Présentation des HaïdoucsLA RETRAITE DU VALLON OBSCURRÉCIT DE FLOAREA CODRILORÉLIE LE SAGERÉCIT D’ÉLIE LE SAGESPILCA LE MOINERÉCIT DE SPILCA LE MOINEMOVILA LE VATAFRÉCIT DE MOVILA LE VATAFJÉRÉMIE, LE FILS DE LA FORÊTRÉCIT DE JÉRÉMIEUN HAÏDOUCRÉPLIQUE DU HAÏDOUCPage de copyright

Présentation des Haïdoucs

Panaït Istrati

LA RETRAITE DU VALLON OBSCUR

– Voici maintenant les haïdoucs, Adrien, dit Jérémie. Voici tout d’abord Floritchica, notre commandant, qui abandonna le diminutif et s’appela, pour plus de dignité féminine :

FLOAREA CODRILOR

CAPITAINE DE HAÏDOUCS

– Vous voulez mettre sur mes épaules de femme le poids de la responsabilité, et sur ma tête, le prix de sa perte. J’accepte l’un et l’autre… Pour cela, nous devons nous connaître : vous me direz qui vous êtes. Je vais vous dire, moi, la première, qui je suis…

Elle ne nous dit rien pendant un long moment et se promena, la mine soucieuse.

À six semaines de la mort de Cosma, au lendemain de notre arrivée dans le Vallon obscur, et par cette matinée brumeuse de mi-octobre, les paroles du capitaine tombèrent, lourdes comme la chute de Cosma, comme la défection de la moitié de sa troupe – le vataf[1] en tête –, lourdes, surtout, comme notre solitude dans le cœur de ces hautes montagnes peu connues et point fréquentées.

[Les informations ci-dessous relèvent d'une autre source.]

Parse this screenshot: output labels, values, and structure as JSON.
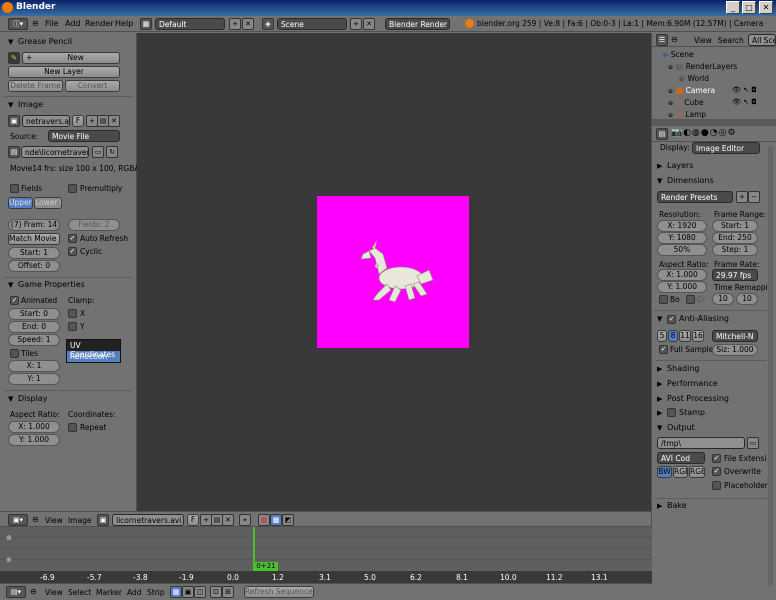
{
  "window": {
    "title": "Blender",
    "min": "_",
    "max": "□",
    "close": "✕"
  },
  "menubar": {
    "items": [
      "File",
      "Add",
      "Render",
      "Help"
    ],
    "layout": "Default",
    "scene": "Scene",
    "engine": "Blender Render",
    "stats": "blender.org 259 | Ve:8 | Fa:6 | Ob:0-3 | La:1 | Mem:6.90M (12.57M) | Camera"
  },
  "left": {
    "grease": {
      "title": "Grease Pencil",
      "new": "New",
      "new_layer": "New Layer",
      "delete_frame": "Delete Frame",
      "convert": "Convert"
    },
    "image": {
      "title": "Image",
      "name": "netravers.avi",
      "f": "F",
      "source_label": "Source:",
      "source": "Movie File",
      "path": "nde\\licornetravers.avi",
      "info": "Movie14 frs: size 100 x 100, RGBA",
      "fields": "Fields",
      "premultiply": "Premultiply",
      "upper": "Upper F",
      "lower": "Lower Fi",
      "frames": "(7) Fram: 14",
      "fields_val": "Fields: 2",
      "match": "Match Movie Len",
      "auto_refresh": "Auto Refresh",
      "start": "Start: 1",
      "cyclic": "Cyclic",
      "offset": "Offset: 0"
    },
    "game": {
      "title": "Game Properties",
      "animated": "Animated",
      "clamp": "Clamp:",
      "start": "Start: 0",
      "x": "X",
      "end": "End: 0",
      "y": "Y",
      "speed": "Speed: 1",
      "tiles": "Tiles",
      "tx": "X: 1",
      "ty": "Y: 1",
      "uv": "UV Coordinates",
      "reflection": "Reflection"
    },
    "display": {
      "title": "Display",
      "aspect": "Aspect Ratio:",
      "coords": "Coordinates:",
      "ax": "X: 1.000",
      "ay": "Y: 1.000",
      "repeat": "Repeat"
    }
  },
  "outliner": {
    "view": "View",
    "search": "Search",
    "all": "All Scen",
    "items": [
      "Scene",
      "RenderLayers",
      "World",
      "Camera",
      "Cube",
      "Lamp"
    ]
  },
  "props": {
    "display_label": "Display:",
    "display": "Image Editor",
    "layers": "Layers",
    "dimensions": "Dimensions",
    "presets": "Render Presets",
    "resolution": "Resolution:",
    "frame_range": "Frame Range:",
    "resx": "X: 1920",
    "start": "Start: 1",
    "resy": "Y: 1080",
    "end": "End: 250",
    "pct": "50%",
    "step": "Step: 1",
    "aspect": "Aspect Ratio:",
    "frame_rate": "Frame Rate:",
    "ax": "X: 1.000",
    "fps": "29.97 fps",
    "ay": "Y: 1.000",
    "remap": "Time Remappi",
    "bo": "Bo",
    "cr": "Cr",
    "old": "10",
    "new": "10",
    "aa": "Anti-Aliasing",
    "s5": "5",
    "s8": "8",
    "s11": "11",
    "s16": "16",
    "filter": "Mitchell-N",
    "full": "Full Sample",
    "size": "Siz: 1.000",
    "shading": "Shading",
    "performance": "Performance",
    "post": "Post Processing",
    "stamp": "Stamp",
    "output": "Output",
    "path": "/tmp\\",
    "codec": "AVI Cod",
    "file_ext": "File Extensi",
    "bw": "BW",
    "rgb": "RGB",
    "rgba": "RGB",
    "overwrite": "Overwrite",
    "placeholder": "Placeholder",
    "bake": "Bake"
  },
  "imgheader": {
    "view": "View",
    "image": "Image",
    "name": "licornetravers.avi",
    "f": "F"
  },
  "timeline": {
    "ticks": [
      "-6.9",
      "-5.7",
      "-3.8",
      "-1.9",
      "0.0",
      "1.2",
      "3.1",
      "5.0",
      "6.2",
      "8.1",
      "10.0",
      "11.2",
      "13.1"
    ],
    "marker": "0+21",
    "menus": [
      "View",
      "Select",
      "Marker",
      "Add",
      "Strip"
    ],
    "refresh": "Refresh Sequencer"
  },
  "colors": {
    "canvas": "#ff00ff",
    "accent": "#5680c2"
  }
}
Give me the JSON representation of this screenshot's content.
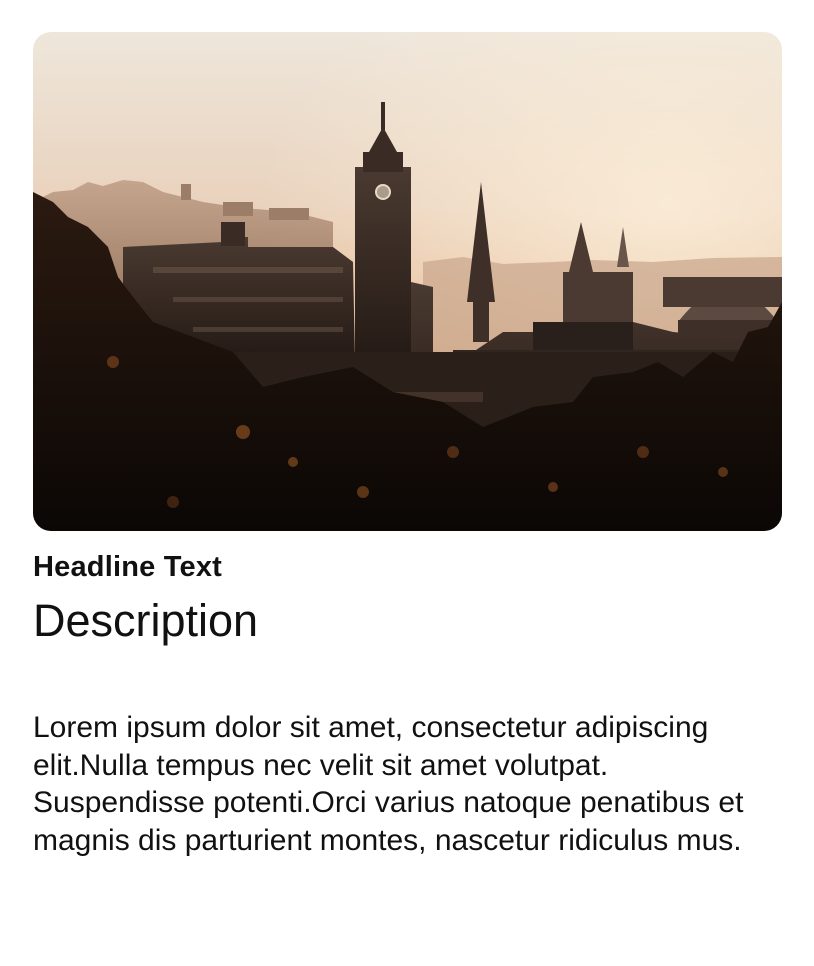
{
  "card": {
    "image_alt": "City skyline at sunset with clock tower",
    "headline": "Headline Text",
    "description": "Description",
    "body": "Lorem ipsum dolor sit amet, consectetur adipiscing elit.Nulla tempus nec velit sit amet volutpat. Suspendisse potenti.Orci varius natoque penatibus et magnis dis parturient montes, nascetur ridiculus mus."
  },
  "colors": {
    "text": "#111111",
    "sky_top": "#e7dccd",
    "sky_bottom": "#f1c9a2",
    "silhouette": "#2a1e17",
    "foliage": "#140d09"
  },
  "icons": {
    "photo": "city-photo"
  }
}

Les quatorze hommes qui avaient opté pour la nouvelle vie gisaient, enveloppés dans leurs cojocs[2] fourrés, parmi les armes et les bagages encore en désordre, alors que les chevaux paissaient librement – heureuse quiétude animale. L’état-major (composé de : Spilca, le moine mystérieux ; Movila, le nouveau vataf ; Élie et moi) devait décider de cette « nouvelle vie ». Mais l’exigence brusque et inattendue de notre capitaine l’avait un peu surpris. Dix-huit paires d’yeux se braquèrent sur la femme au cœur ferme, riche d’expériences et prompte à l’initiative.

Coiffée du turban de cachemire, la chouba[3] de renard jetée sur les épaules et très agile dans son large pantalon – chalvar[4] –, elle arpentait fiévreusement l’intérieur de la Grotte aux Ours dont nous avions pris possession la veille – notre refuge pour l’hiver. Le vataf se leva et mit le tchéaoun pour préparer le café turc, luxe introduit par Floarea. Elle le considérait comme indispensable à la vie, fût-ce la vie sauvage.

Et soit pour rassembler ses idées, soit pour nous laisser le temps de rassembler les nôtres, elle se taisait, se promenait, et contemplait vaguement tantôt sa maigre troupe, tantôt les flancs du vallon engloutis par le brouillard. Sa longue figure était un peu pâle, ses yeux cernés, et ses lèvres, d’habitude pareilles à deux fraises jumelles, étaient brûlées de gerçures. Les hommes la suivaient d’un regard inquiet et respectueux à la fois : cet héritage de Cosma leur paraissait plein de mystère, de noblesse plus encore. On savait qu’elle avait beaucoup roulé par la terre et connaissait à fond le pays, aux bourreaux duquel elle avait déclaré une guerre intraitable et juste.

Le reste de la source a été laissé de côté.